BLORA, Lingkarjateng.id – Dinas Lingkungan Hidup (DLH) Kabupaten Blora tengah mengkaji pemindahan Tempat Pembuangan Sementara (TPS) yang berada di akses masuk lokasi pembangunan Sekolah Rakyat (SR) tahap 2 di Kelurahan Balun, Kecamatan Cepu.
Keberadaan TPS tersebut menjadi perhatian seiring rencana pembangunan Sekolah Rakyat yang akan segera dimulai di lokasi tersebut. Saat ini, area sekitar TPS juga mulai dibersihkan oleh warga sebagai bagian dari persiapan pembangunan.
Kepala DLH Blora, Istadi, menjelaskan bahwa TPS yang berada di lokasi itu merupakan fasilitas yang dikelola masyarakat setempat, sementara DLH hanya menyediakan dukungan berupa bak truk sampah agar pengelolaan sampah lebih tertib.
“Lahan itu ya milik kelurahan, bukan milik DLH. Kita hanya membantu fasilitas di sana agar teratur,” kata Istadi, Rabu, 3 Juni 2026.
Ia menyebutkan, saat ini pihaknya masih melakukan koordinasi dengan pemerintah kelurahan dan kecamatan terkait rencana pemindahan TPS agar tetap dapat melayani kebutuhan masyarakat sekitar.
Namun, menurutnya, proses pemindahan tidak mudah karena hingga kini belum ditemukan lahan pengganti yang dinilai layak untuk dijadikan TPS di wilayah tersebut.
“Yang jadi masalah itu di sana tidak ada lahan yang cocok. Sementara TPS3SR disana juga tidak ada,” katanya.
Istadi menambahkan, DLH berencana memindahkan seluruh sampah dari TPS tersebut ke Tempat Pembuangan Akhir (TPA) Cepu secara bertahap.
Menurutnya, langkah ini akan dilakukan menyesuaikan dengan proses persiapan lahan Sekolah Rakyat yang sedang berjalan oleh Pemerintah Kabupaten Blora.

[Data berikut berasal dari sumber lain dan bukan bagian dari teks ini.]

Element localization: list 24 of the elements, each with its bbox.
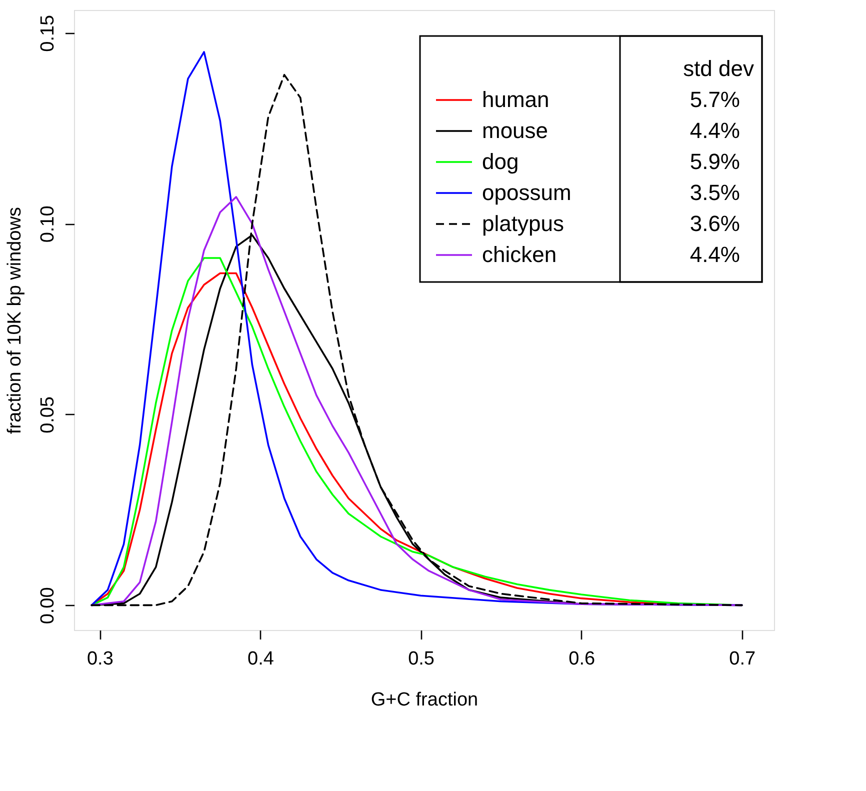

Ia menegaskan, pemindahan TPS akan dilakukan sebelum tahap pengurukan lahan dimulai, agar tidak menghambat pembangunan fasilitas pendidikan tersebut.
“Kita akan segera pindah TPS itu. Tapi kita masih berdiskusi dengan kelurahan dan kecamatan Cepu. Secepatnya, sebelum proses pengurukan dimulai,” ujarnya.